Sotto accusa l’assenza di un sistema centralizzato che permetta di avere informazioni sugli arresti e le detenzioni degli immigrati
WASHINGTON – Il relatore speciale dell’ Onu per i diritti umani dei lavoratori migranti, Jorge Bustamante, ha espresso "preoccupazione" per la situazione negli Stati Uniti, in particolare per l’assenza di un sistema centralizzato che permetta di avere informazioni sugli arresti e le detenzioni degli immigrati. "Possono trascorrere lunghi periodi senza che le famiglie abbiano la minima informazione sulla sorte dei loro parenti detenuti", ha detto Bustamante in una conferenza stampa.
Il responsabile dell’Onu ha terminato una missione di tre settimane negli Stati di confine di California e Arizona, per controllare le operazioni di pattugliamento delle guardie di frontiera e discutere con esponenti della società civile i problemi dei migranti.
Secondo Bustamante, un eccesso di delega dei poteri delle forze dell’ordine e della giustizia a istanze locali "può compromettere la capacità del governo americano di rispettare i suoi obblighi in tema di diritti umani in base al diritto internazionale". Il relatore, che il mese prossimo dovrà presentare un rapporto all’Assemblea generale dell’Onu, si è detto "deluso" che sue visite in precedenza autorizzate in altri due Stati degli Usa, Texas e New Jersey, "siano state annullate senza spiegazioni". Bustamante ha riconosciuto di "non aver avuto completa libertà" di parlare con gli immigrati clandestini detenuti, le cui condizioni sono regolarmente denunciate da organizzazioni per la tutela dei diritti umani.

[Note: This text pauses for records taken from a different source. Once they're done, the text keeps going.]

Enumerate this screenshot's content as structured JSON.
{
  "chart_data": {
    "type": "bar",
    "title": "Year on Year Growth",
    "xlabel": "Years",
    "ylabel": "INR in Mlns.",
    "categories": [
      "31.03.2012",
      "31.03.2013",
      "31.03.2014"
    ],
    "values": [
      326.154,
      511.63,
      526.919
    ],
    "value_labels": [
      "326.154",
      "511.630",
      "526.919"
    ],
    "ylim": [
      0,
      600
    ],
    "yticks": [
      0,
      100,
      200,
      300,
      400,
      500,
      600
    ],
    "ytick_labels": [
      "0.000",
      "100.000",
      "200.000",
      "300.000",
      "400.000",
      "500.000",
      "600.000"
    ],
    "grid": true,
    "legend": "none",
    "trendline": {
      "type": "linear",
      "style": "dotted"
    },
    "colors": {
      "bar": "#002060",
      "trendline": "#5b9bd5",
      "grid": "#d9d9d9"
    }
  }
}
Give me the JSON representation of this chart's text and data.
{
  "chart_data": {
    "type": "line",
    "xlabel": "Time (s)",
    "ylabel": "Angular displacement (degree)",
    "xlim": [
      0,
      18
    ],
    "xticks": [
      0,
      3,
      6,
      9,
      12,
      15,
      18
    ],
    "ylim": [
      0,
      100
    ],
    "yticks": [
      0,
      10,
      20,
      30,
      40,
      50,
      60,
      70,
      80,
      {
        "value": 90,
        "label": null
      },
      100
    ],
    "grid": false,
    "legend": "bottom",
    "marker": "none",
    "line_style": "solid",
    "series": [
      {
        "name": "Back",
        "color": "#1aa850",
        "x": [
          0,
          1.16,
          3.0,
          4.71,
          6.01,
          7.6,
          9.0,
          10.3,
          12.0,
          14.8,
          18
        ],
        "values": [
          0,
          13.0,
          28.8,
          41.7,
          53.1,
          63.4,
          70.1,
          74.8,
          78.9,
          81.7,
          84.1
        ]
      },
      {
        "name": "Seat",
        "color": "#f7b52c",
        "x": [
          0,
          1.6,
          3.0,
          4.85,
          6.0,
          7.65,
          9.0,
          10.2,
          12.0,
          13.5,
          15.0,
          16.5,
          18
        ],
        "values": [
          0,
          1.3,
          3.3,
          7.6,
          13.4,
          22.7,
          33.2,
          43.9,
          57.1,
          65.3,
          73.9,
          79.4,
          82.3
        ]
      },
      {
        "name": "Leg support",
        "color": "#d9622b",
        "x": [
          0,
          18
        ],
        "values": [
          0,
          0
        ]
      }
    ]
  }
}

"Trasferimenti di individui in detenzione possono effettuarsi senza che le famiglie o gli avvocati siano informati e possono risultare in detenzioni in luoghi isolati, lontano dalle famiglie e senza accesso a assistenza legale", ha aggiunto. Bustamante ha segnalato poi detenzioni temporanee di bambini, accompagnati o no da adulti; ed ha precisato che il suo rapporto riferirà inoltre di mancanza di alloggi adeguati per gli immigrati, trattamenti disumani o selettivi secondo nazionalità e origine etnica, lavoro forzato.